As a person interested in all three of those realms, I was glad to come across Jensen's sermon. (Thanks to my Mom for e-mailing it to me!) His apocalyptic vision of our current predicament is reminiscent of world-systems scholar Immanuel Wallerstein's perspective that we have now entered a time of great crisis and uncertainty in the world. I realize that, to my fellow historians, this probably will seem quite suspicious (having been proclaimed many times before!), but I wonder if we look at the historical record with an open mind, will we not see that many of the larger structures (cultural, social, economic, environmental) that hold the modern world together are indeed coming under tremendous stress? We need people like Jensen to remind us of the bigger picture.

1 comment:

Ambivalent_Maybe said...

I was moved by Jensen's sermon, but I feel more hopeful than he about the immediate future. Certainly there are great uncertainties in the world at the moment, but the collapse of the old order is an opportunity for building something new. A lot will depend on the direction the US takes in the next couple of elections, but there are so many people in the world ready for big changes that world politics is already changing for the better.

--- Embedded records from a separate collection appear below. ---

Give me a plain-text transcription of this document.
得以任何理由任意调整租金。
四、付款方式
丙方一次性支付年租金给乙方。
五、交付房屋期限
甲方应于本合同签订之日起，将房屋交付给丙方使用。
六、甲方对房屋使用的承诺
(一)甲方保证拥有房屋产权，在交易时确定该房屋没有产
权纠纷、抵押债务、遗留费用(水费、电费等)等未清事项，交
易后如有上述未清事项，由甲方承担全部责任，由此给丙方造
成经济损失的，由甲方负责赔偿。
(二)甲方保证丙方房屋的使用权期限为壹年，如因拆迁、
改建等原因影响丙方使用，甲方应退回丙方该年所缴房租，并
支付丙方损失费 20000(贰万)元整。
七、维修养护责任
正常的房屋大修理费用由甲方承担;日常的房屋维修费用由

The continued errosion of our environment is probably the largest threat we face in the next century. Jensen rightly disparages the belief that 'high tech/high energy' will solve all our problems. But high tech can also mean low energy, and increasingly small-scale yet interlinked systems that can more easily adapt to local needs.

It was also very nice to encounter in Jensen's piece a personal hero of mine: Abe Osheroff. I was lucky enough to take a class on Spanish history and culture from Abe (he probably wouldn't know me from Adam, but he didn't like being called 'Mr. Osheroff') at the University of Washington. Abe is a veteran of the Abraham Lincoln Brigade; he jumped from the dockyards of Brooklyn into the Spanish Civil War to fight fascism, and has never stopped fighting. I'm not sure there are any good historical parallels to our current world situation, but if you want to look at time when the fate of the world truly was in the balance, the middle of the twentieth century might be a good place to start. God grant us today enough people like Abe, back on the docks of Brooklyn.